"Antes e depois materializa o tempo que nunca se repete"
Ainda vai a tempo de ver ou tornar a rever a instalação de Miguel Ângelo Rocha que se encontra no CAM, comissariada por Nuno Crespo; aliás o tempo é uma das preocupações que se encontra materializada nesta exposição. Nenhuma mostra expositiva fica inteiramente terminada no plano do olhar, mas nesta, este facto torna-se particularmente revelador porque a composição musical concebida para esta instalação escultórica foi realizada continuamente sem nunca se repetir ao longo da mostra «Antes e depois». O espectador que visite este trabalho mais de que uma vez, nunca ouvirá, dentro da sala a mesma música com a sua sonoridade; a sua duração coincide com o tempo da própria exposição. A duração do tempo é irrepetível.
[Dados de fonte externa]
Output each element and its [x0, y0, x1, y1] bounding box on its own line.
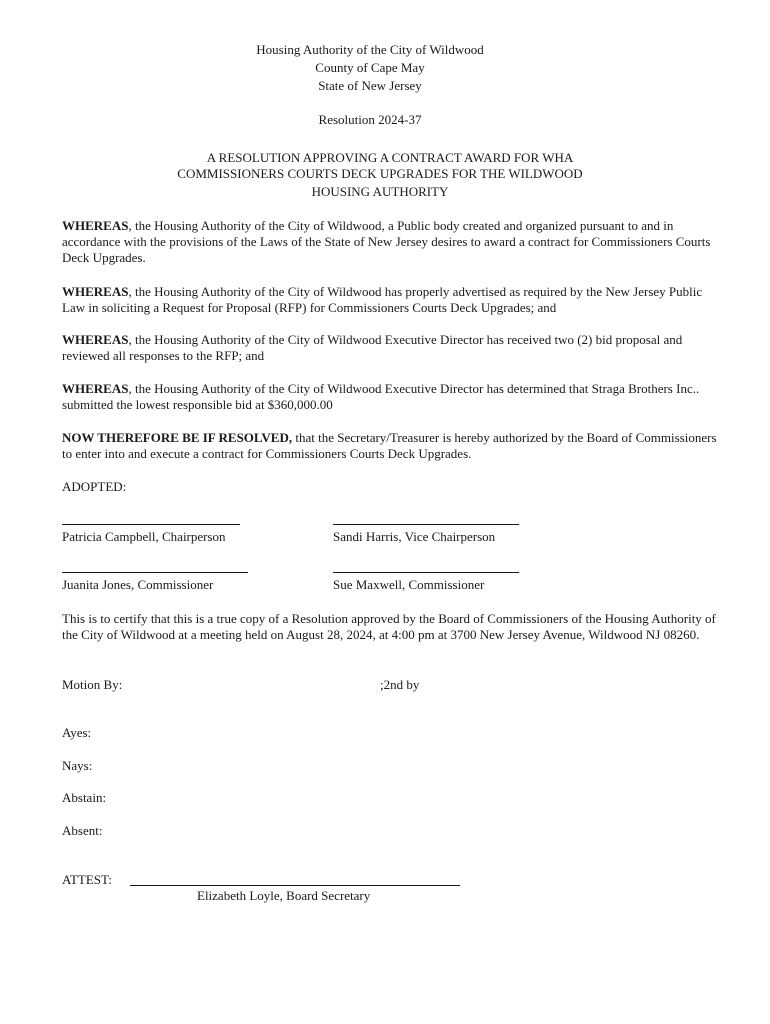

Neste projecto, surge uma conciliação estreita entre as duas partes do trabalho, fazendo ambas parte da mesma instalação numa total sintonia. A escultura marca a corporização e materializa o tempo que foi concebida para este local, funcionando como uma instalação site specific, inédita distribuída por três espaços em duas salas, a Polivalente e a Galeria de Exposições Temporárias. O papel do espectador é crucial porque as peças escultóricas não se dão a ver de uma só vez, mas terão de ser descobertas pouco a pouco pelo visitante e percorridas pelo seu próprio corpo porque é uma obra que não tem princípio, meio e fim; sendo um trabalho que não começa nem acaba, tratando-se simplesmente de um risco contínuo; não tendo nem um início nem uma conclusão. É a condução do nosso olhar que escolhe e selecciona este ou aquele ponto de partida. O tempo daquilo que está a ser, um tempo nunca completo e acabado mas num permanente movimento de aproximação em si mesmo. "Confrontamo-nos com a coexistência da escultura, visível e com a obra musical invisível, ambas experienciadas pelo nosso corpo. Ao entrar como ao sair do espaço, som e escultura continuarão para lá da nossa presença".
«O acaso e a indeterminação estão constantemente a interferir no meu trabalho».
Um dos elementos mais importantes desta obra é a atmosfera sonora criada pelo músico Pedro Moreira com marcas sonoras escultóricas. Em suma, trata-se de dois momentos da mesma instalação: uma física e outra sonora: "são duas esculturas – uma física e uma sonora", numa espécie de concerto visual, reforça um dos membros do grupo musical. O título é formado por três palavras atravessadas por uma linha horizontal que significa a negação do seu próprio sentido, acentuando a duração e assumindo enfaticamente o tempo da escultura como se nunca tivesse acabado, numa permanência em movimento de aproximação a si mesmo. Curiosamente, o risco sobre as palavras implica uma emenda, uma rasura deixando contudo neste caso ao leitor a possibilidade de saber o que existia antes dela. Isto é, não está visivelmente escondido e a sua decifração torna-se clara. O antes e depois poderá ser portanto a chave para compreender na sua totalidade a instalação idealizada pelo escultor que explica: "É uma referência a dois momentos sequenciais no tempo, senti necessidade de as rasurar, mas não de as obliterar mantendo as palavras e a rasura, elemento também gráfico, linha contínua – um gerúndio".
No espaço do anfiteatro a obra de grande porte surge suspensa como se de um corpo frágil enovelado e orgânico se tratasse que se define e desenvolve em silêncio que paira no espaço e vai descendo gradativamente num ritmo assertivo indo ao encontro das cadeiras vazias destinadas ao público. Do ponto de vista formal, os volumes aparecem delgados e esguios de um emaranhado de linhas finas e melódicas numa espécie de teia, esculpidos com pouca matéria, numa tentativa de esvaziamento do volume de uma imaterialidade conseguida. Também figuram elementos serpenteados/ondulantes num movimento de uma expressão plástica própria, onde o branco do contraplacado pintado da peça se salienta intensa e tecnicamente bem iluminada em contraste com o ambiente sombrio do palco. Na sala contígua cortada em dois espaços, habitam quatro esculturas que actuam junto às paredes numa plena interligação entre elas, como se desejassem trespassá-las onde é visualmente mais evidente o desenho das próprias notas musicais. O desenho tem um papel determinante reforçando a ideia da tentativa de recusa do volume como um contra senso da própria escultura, caracterizada por ser duma materialidade física.
"A escultura vai mudando à medida que é feita, vaza o espaço, nega o volume. Há uma distância entre o desenho preparatório duma escultura e a sua concretização. O acaso intervém sempre. Eu aceito-o, desde que não intervenha na concentração para realizar a escultura. Abrir-se ao acaso não significa que o desenho passe a ser aleatório".